Brockton, Massachusetts

Brockton is a city in Plymouth County, Massachusetts, sometimes referred to the City of Champions, mainly due to the success of native son boxers Rocky Marciano and Marvin Hagler. In 1649, Native Americans sold the surrounding land to Myles Standish as an addition to Duxbury. Brockton was part of this area, which the English renamed Bridgewater, but was eventually again renamed, after a local merchant named Isaac Brock. The town of Brockton became a city in 1881. During the American Civil War, Brockton was America’s largest producer of shoes.

On October 1, 1883, Brockton became the first place in the world to have a three-wire underground electrical system, when Thomas Edison threw a switch to activate it. The City Theater opened on October 24, 1894, the first theater in the world to be tied into the three-wire electrical system. On December 30, 1884, the first electrically operated fire station in the United States opened in Brockton.

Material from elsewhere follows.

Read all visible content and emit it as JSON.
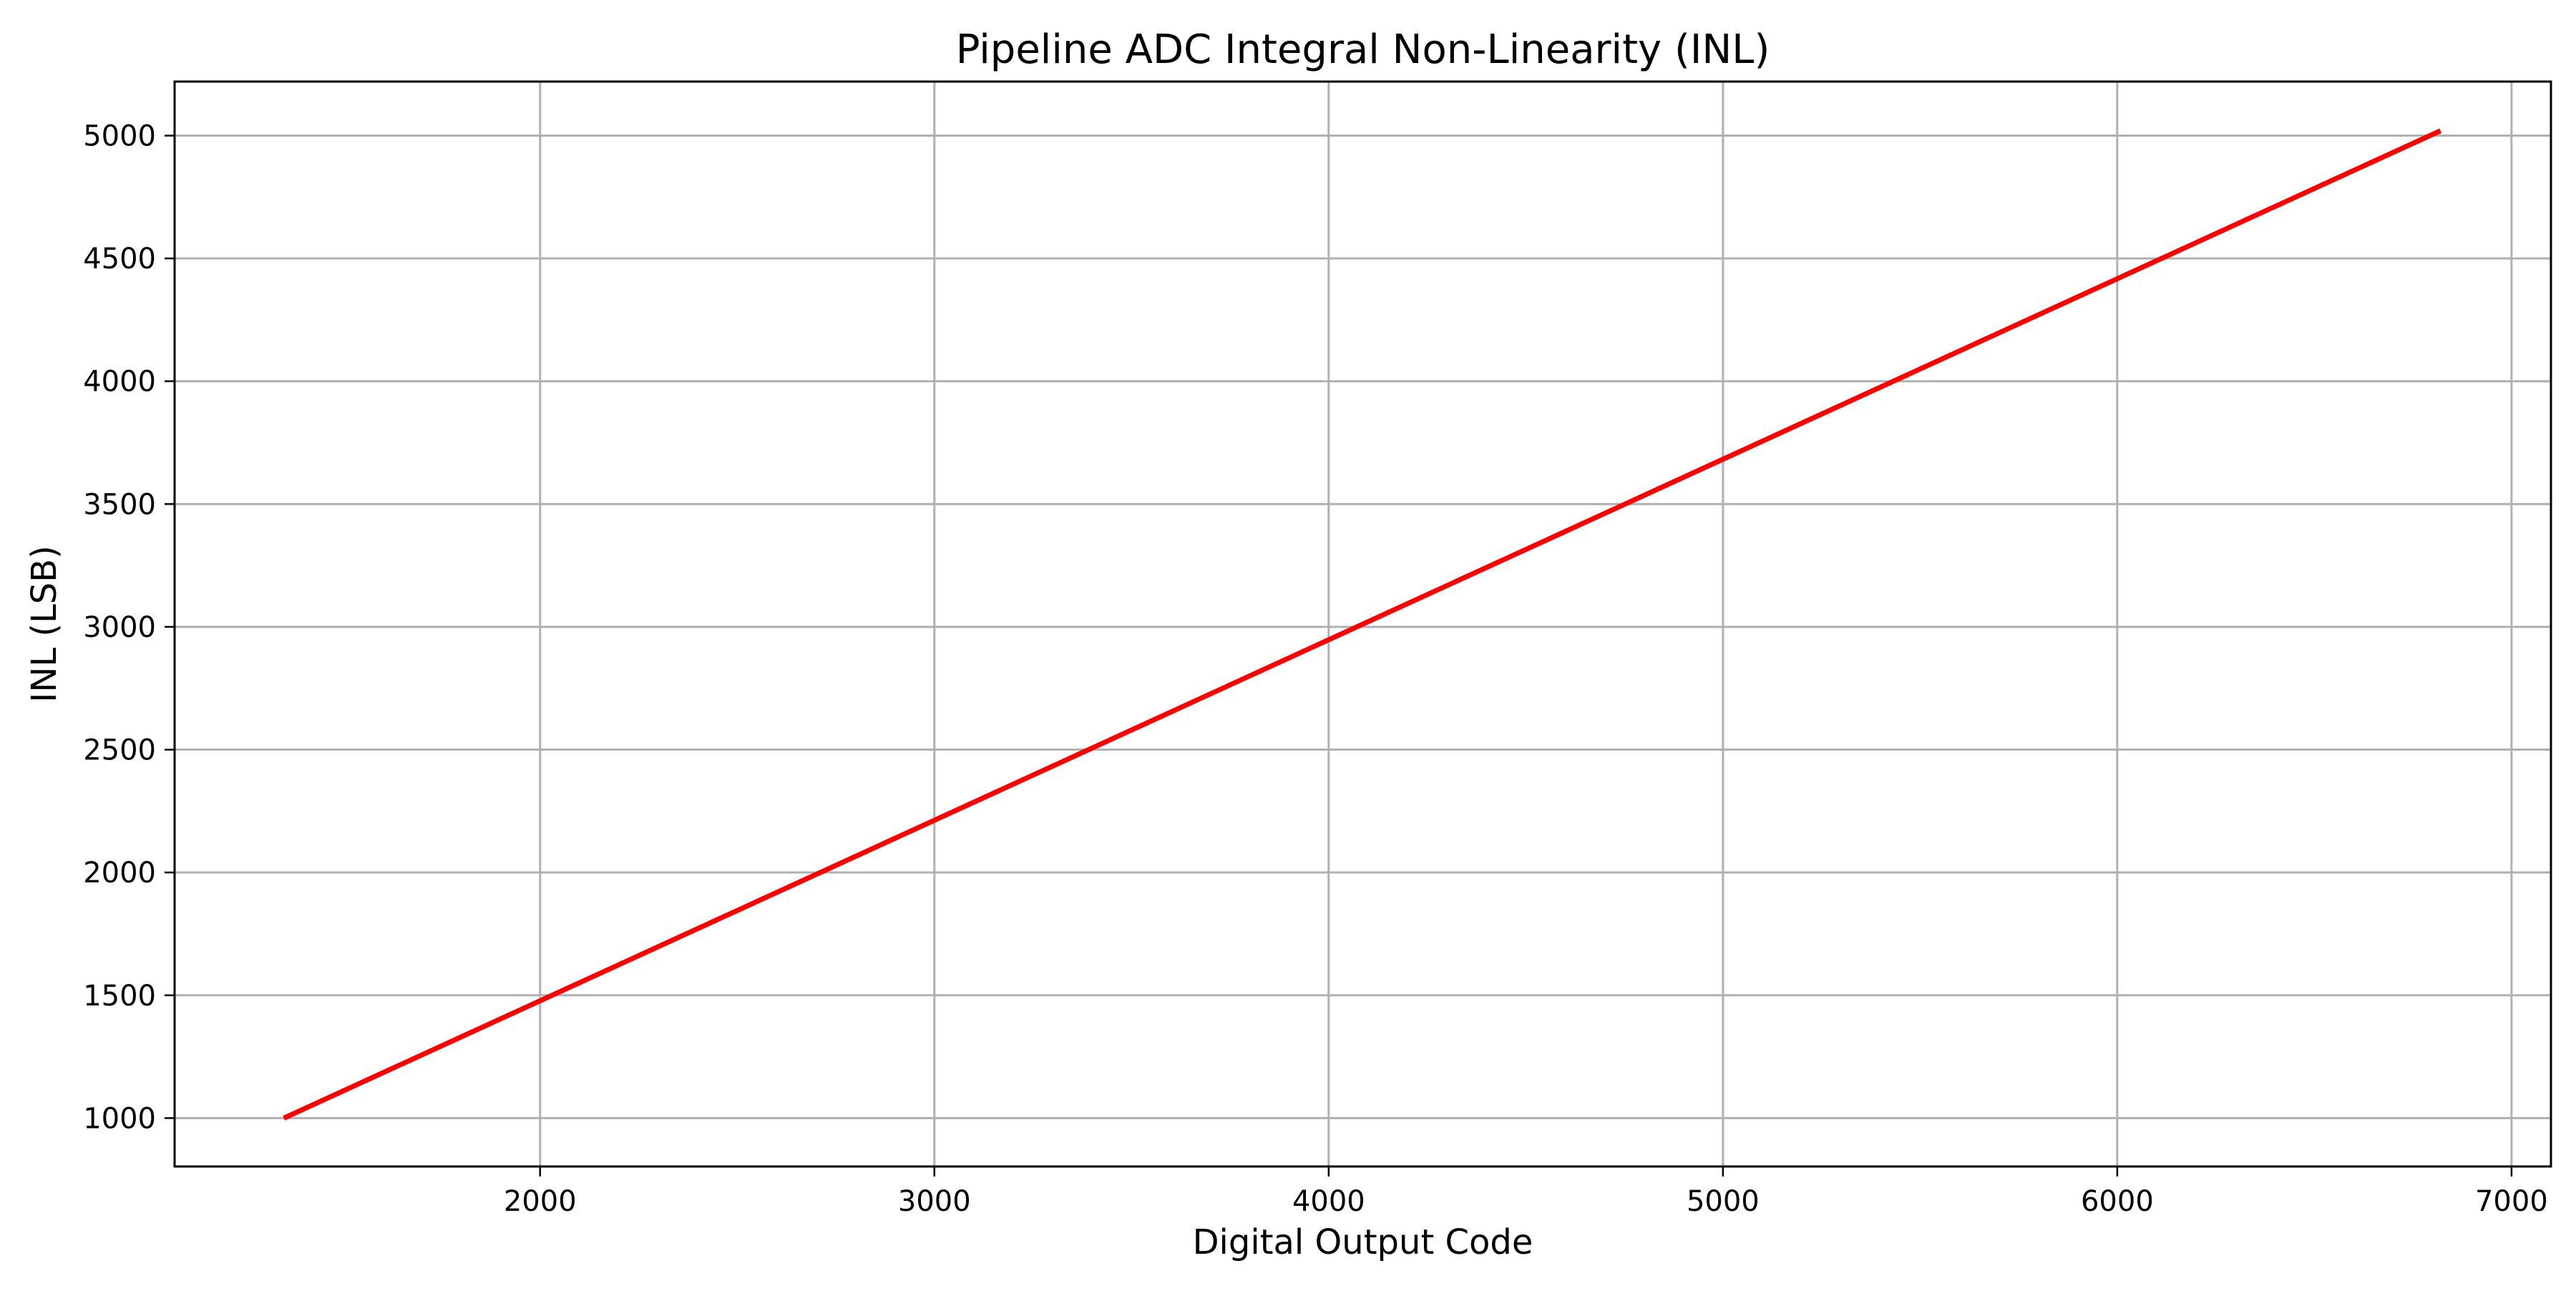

Brockton’s setting is primarily urban, lying along the Salisbury Plain River, which once powered the city’s many shoe factories. To the northeast lies the Beaver Brook Conservation Land, attached to the southern end of the Ames Nowell State Park in Abington. There are several parks throughout the city, the largest of which is D.W. Field Park, an Olmsted-inspired park which includes ponds, Waldo Lake and Brockton Reservoir in Avon, as well as a golf course.